E491 Germaine de Stael Questions

Assigned: from "Essay on Fictions" and "On Women Writers" (594-604).

From "Essay on Fictions"

1. On 597-99, what fundamental defense of fiction does de Staël offer, and why does she think realist novels (i.e. "fictions in which everything is both invented and imitated") are better than drama or satires like Voltaire's Candide?

2. On 599-602, to what extent does de Staël share Samuel Johnson's anxiety about the moral effects of realistic fiction (review Johnson's Rambler #4, 462-66)? How does she propose to address such anxiety? And in the course of addressing it, what modification does she make to the notion that realistic fiction "copies" truth or life?

3. On 603, de Staël writes that "dramatic fictions" – unlike philosophical writing – offer "a sort of supplement to existence." And on 604, she declares that the best realistic fiction is capable of "suspending the action of the passions by substituting independent pleasures for them…." How do you understand these claims with regard to the broad critical issue of relating art to other areas of life?

Not Assigned:

"On Women Writers" from On Literature….

4. On 606-08, how might de Staël's remarks about "enlightenment" be taken as criticisms of the current political culture in Republican France? (The piece was written after the Revolution and before Napoleon declared himself Emperor.) How and why are the men of France not living up to their principles?

5. On 605 and elsewhere, to what extent does de Staël accept the ancient habit of essentializing male and female behavior (i.e. of saying that men and women just are a certain way, aside from any environmental factors)?
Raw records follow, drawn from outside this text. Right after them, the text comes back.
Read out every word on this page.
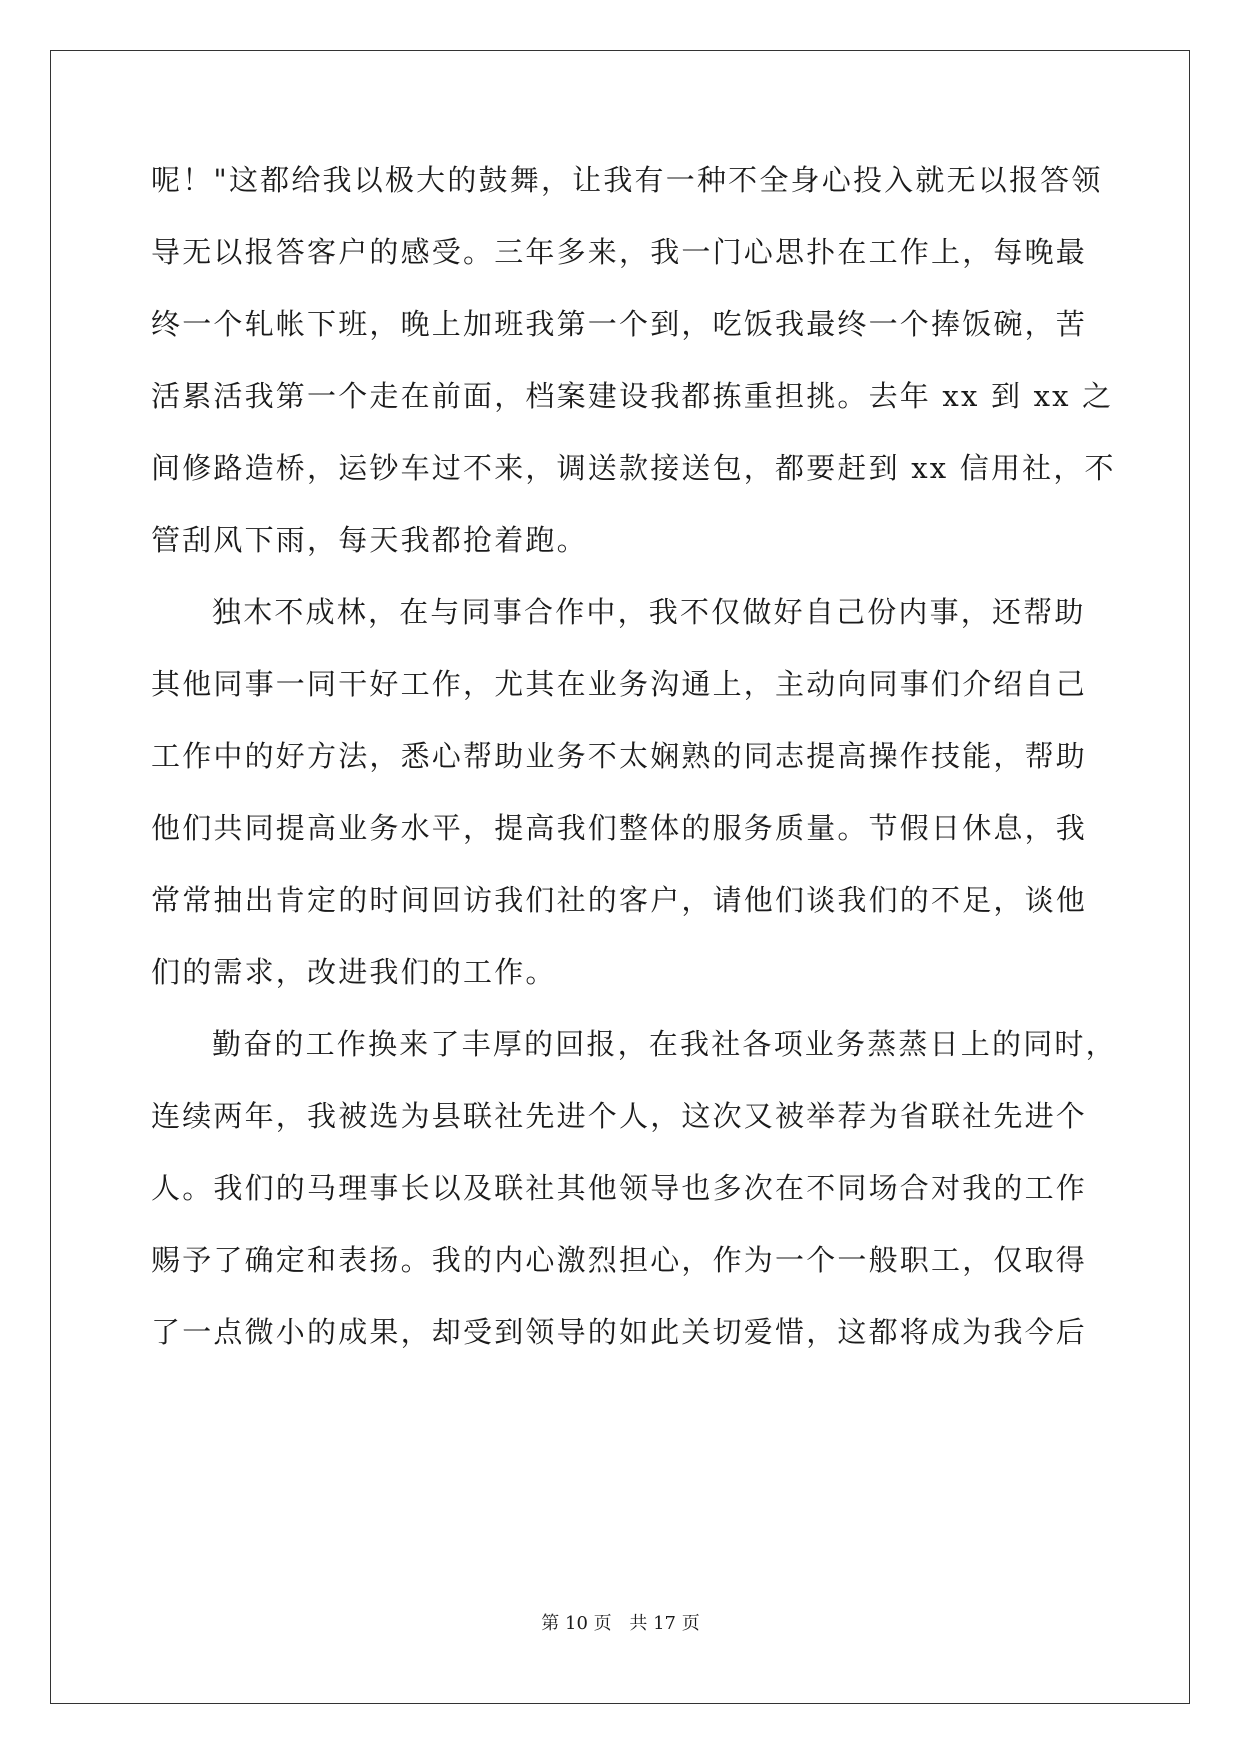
呢！"这都给我以极大的鼓舞，让我有一种不全身心投入就无以报答领
导无以报答客户的感受。三年多来，我一门心思扑在工作上，每晚最
终一个轧帐下班，晚上加班我第一个到，吃饭我最终一个捧饭碗，苦
活累活我第一个走在前面，档案建设我都拣重担挑。去年 xx 到 xx 之
间修路造桥，运钞车过不来，调送款接送包，都要赶到 xx 信用社，不
管刮风下雨，每天我都抢着跑。
独木不成林，在与同事合作中，我不仅做好自己份内事，还帮助
其他同事一同干好工作，尤其在业务沟通上，主动向同事们介绍自己
工作中的好方法，悉心帮助业务不太娴熟的同志提高操作技能，帮助
他们共同提高业务水平，提高我们整体的服务质量。节假日休息，我
常常抽出肯定的时间回访我们社的客户，请他们谈我们的不足，谈他
们的需求，改进我们的工作。
勤奋的工作换来了丰厚的回报，在我社各项业务蒸蒸日上的同时，
连续两年，我被选为县联社先进个人，这次又被举荐为省联社先进个
人。我们的马理事长以及联社其他领导也多次在不同场合对我的工作
赐予了确定和表扬。我的内心激烈担心，作为一个一般职工，仅取得
了一点微小的成果，却受到领导的如此关切爱惜，这都将成为我今后
第 10 页 共 17 页
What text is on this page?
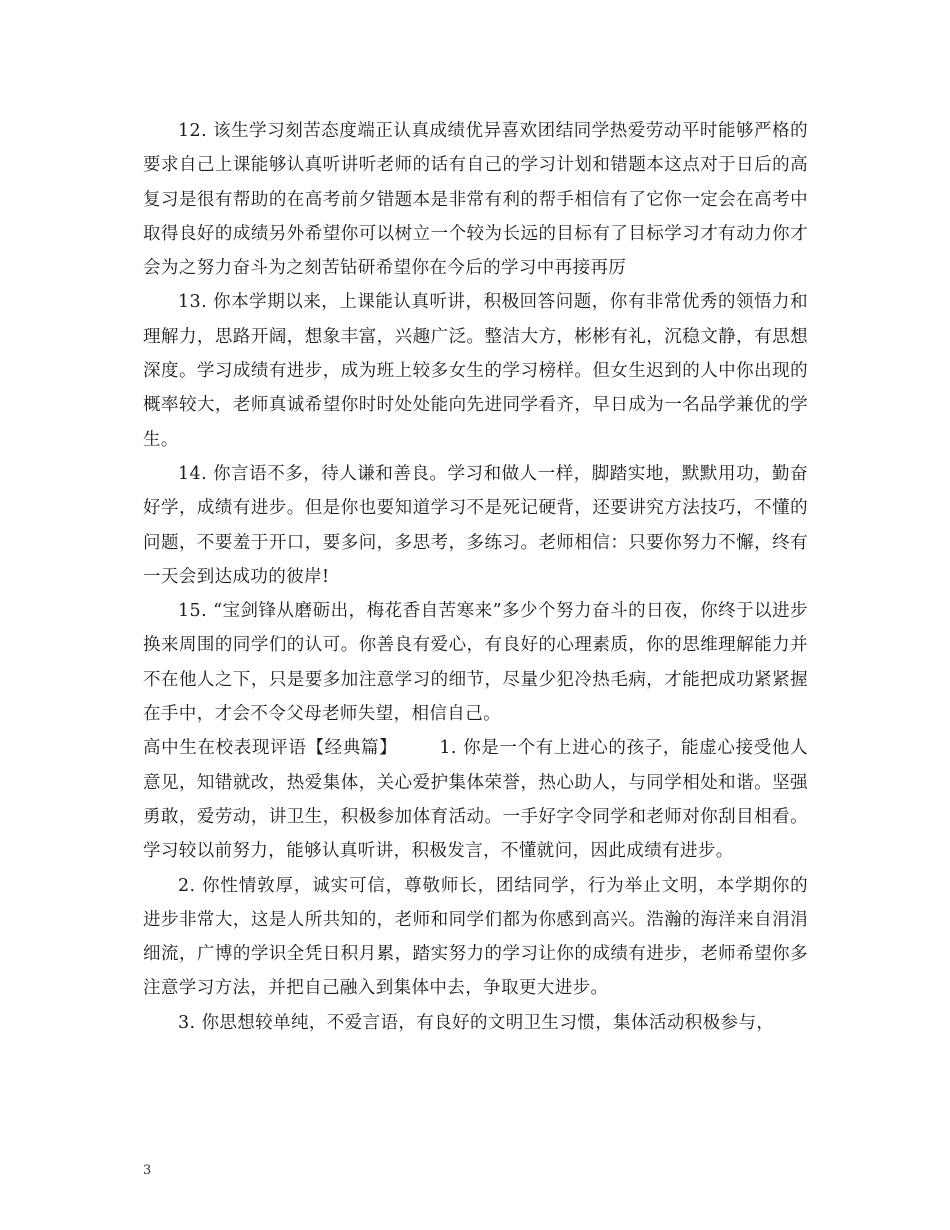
12. 该生学习刻苦态度端正认真成绩优异喜欢团结同学热爱劳动平时能够严格的要求自己上课能够认真听讲听老师的话有自己的学习计划和错题本这点对于日后的高复习是很有帮助的在高考前夕错题本是非常有利的帮手相信有了它你一定会在高考中取得良好的成绩另外希望你可以树立一个较为长远的目标有了目标学习才有动力你才会为之努力奋斗为之刻苦钻研希望你在今后的学习中再接再厉

13. 你本学期以来，上课能认真听讲，积极回答问题，你有非常优秀的领悟力和理解力，思路开阔，想象丰富，兴趣广泛。整洁大方，彬彬有礼，沉稳文静，有思想深度。学习成绩有进步，成为班上较多女生的学习榜样。但女生迟到的人中你出现的概率较大，老师真诚希望你时时处处能向先进同学看齐，早日成为一名品学兼优的学生。

14. 你言语不多，待人谦和善良。学习和做人一样，脚踏实地，默默用功，勤奋好学，成绩有进步。但是你也要知道学习不是死记硬背，还要讲究方法技巧，不懂的问题，不要羞于开口，要多问，多思考，多练习。老师相信：只要你努力不懈，终有一天会到达成功的彼岸!

15. “宝剑锋从磨砺出，梅花香自苦寒来”多少个努力奋斗的日夜，你终于以进步换来周围的同学们的认可。你善良有爱心，有良好的心理素质，你的思维理解能力并不在他人之下，只是要多加注意学习的细节，尽量少犯冷热毛病，才能把成功紧紧握在手中，才会不令父母老师失望，相信自己。

高中生在校表现评语【经典篇】 1. 你是一个有上进心的孩子，能虚心接受他人意见，知错就改，热爱集体，关心爱护集体荣誉，热心助人，与同学相处和谐。坚强勇敢，爱劳动，讲卫生，积极参加体育活动。一手好字令同学和老师对你刮目相看。学习较以前努力，能够认真听讲，积极发言，不懂就问，因此成绩有进步。

2. 你性情敦厚，诚实可信，尊敬师长，团结同学，行为举止文明，本学期你的进步非常大，这是人所共知的，老师和同学们都为你感到高兴。浩瀚的海洋来自涓涓细流，广博的学识全凭日积月累，踏实努力的学习让你的成绩有进步，老师希望你多注意学习方法，并把自己融入到集体中去，争取更大进步。

3. 你思想较单纯，不爱言语，有良好的文明卫生习惯，集体活动积极参与，

3
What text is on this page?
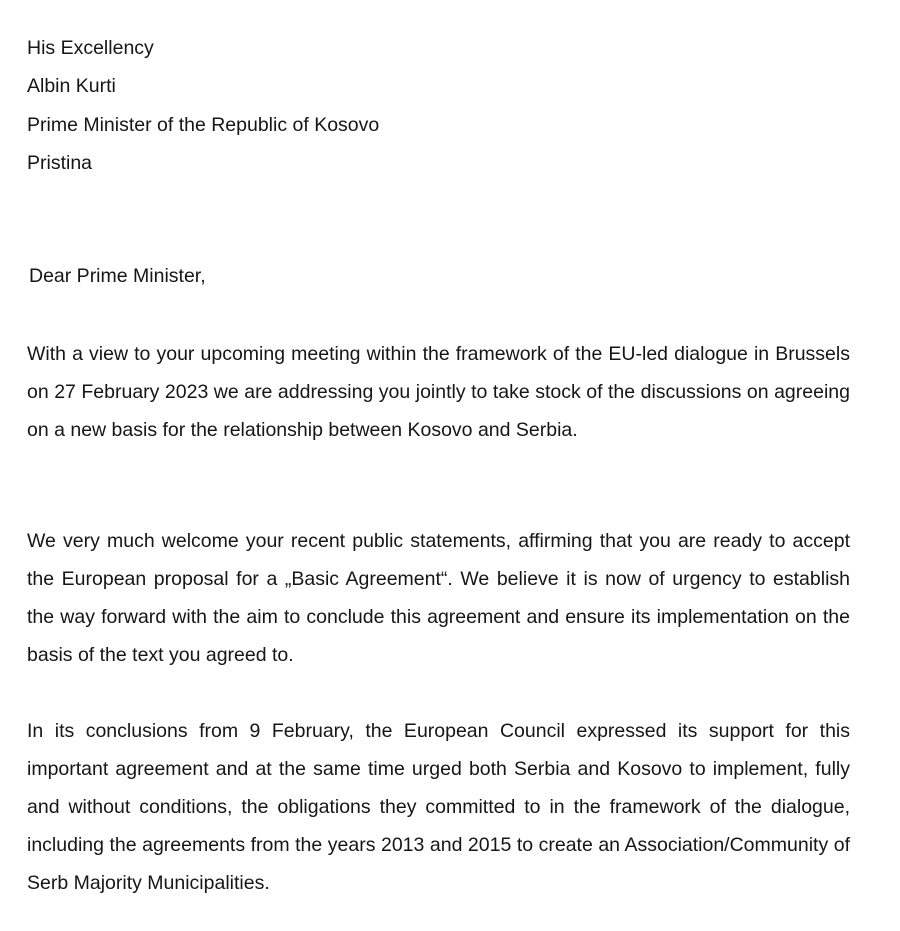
His Excellency
Albin Kurti
Prime Minister of the Republic of Kosovo
Pristina
Dear Prime Minister,

With a view to your upcoming meeting within the framework of the EU-led dialogue in Brussels on 27 February 2023 we are addressing you jointly to take stock of the discussions on agreeing on a new basis for the relationship between Kosovo and Serbia.

We very much welcome your recent public statements, affirming that you are ready to accept the European proposal for a „Basic Agreement“. We believe it is now of urgency to establish the way forward with the aim to conclude this agreement and ensure its implementation on the basis of the text you agreed to.

In its conclusions from 9 February, the European Council expressed its support for this important agreement and at the same time urged both Serbia and Kosovo to implement, fully and without conditions, the obligations they committed to in the framework of the dialogue, including the agreements from the years 2013 and 2015 to create an Association/Community of Serb Majority Municipalities.
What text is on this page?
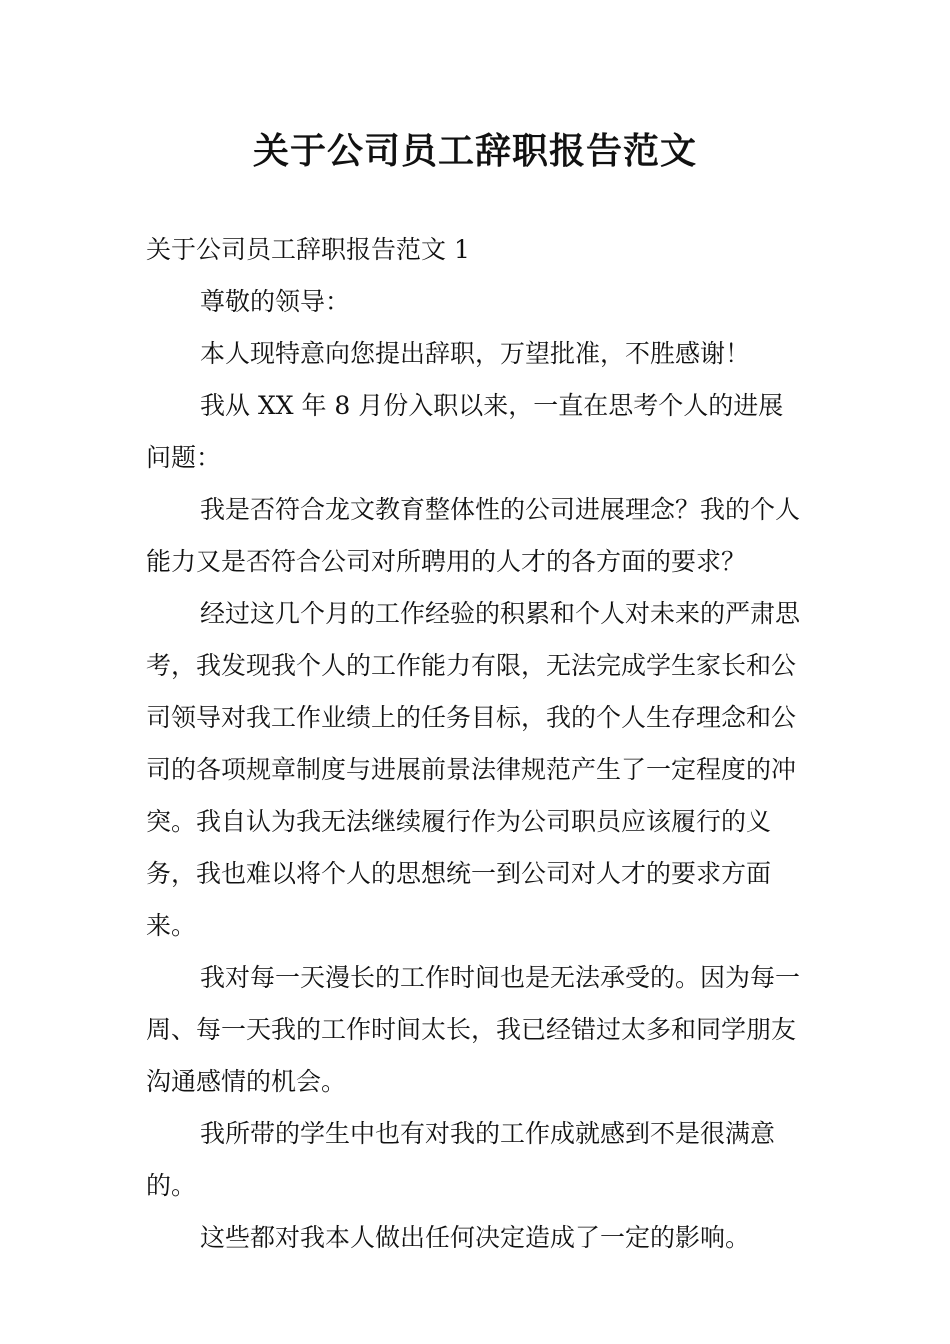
关于公司员工辞职报告范文

关于公司员工辞职报告范文 1

尊敬的领导：

本人现特意向您提出辞职，万望批准，不胜感谢！

我从 XX 年 8 月份入职以来，一直在思考个人的进展问题：

我是否符合龙文教育整体性的公司进展理念？我的个人能力又是否符合公司对所聘用的人才的各方面的要求？

经过这几个月的工作经验的积累和个人对未来的严肃思考，我发现我个人的工作能力有限，无法完成学生家长和公司领导对我工作业绩上的任务目标，我的个人生存理念和公司的各项规章制度与进展前景法律规范产生了一定程度的冲突。我自认为我无法继续履行作为公司职员应该履行的义务，我也难以将个人的思想统一到公司对人才的要求方面来。

我对每一天漫长的工作时间也是无法承受的。因为每一周、每一天我的工作时间太长，我已经错过太多和同学朋友沟通感情的机会。

我所带的学生中也有对我的工作成就感到不是很满意的。

这些都对我本人做出任何决定造成了一定的影响。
To what use does she put such assumptions, in so far as she accepts them?

6. On 608-10, what special disadvantages does de Staël argue that women intellectuals must confront, and what reason does she believe underlies these problems?

7. If you have read Mary Wollstonecraft's A Vindication of the Rights of Woman, John Stuart Mill's On the Subjection of Women, or Simone de Beauvoir's The Second Sex, what basic similarities do you find between de Staël's arguments and those set forth in one or more of these texts? What differences do you find?

Edition: Leitch, Vincent B., ed. The Norton Anthology of Theory and Criticism. New York: Norton, 2001. ISBN 0393974294.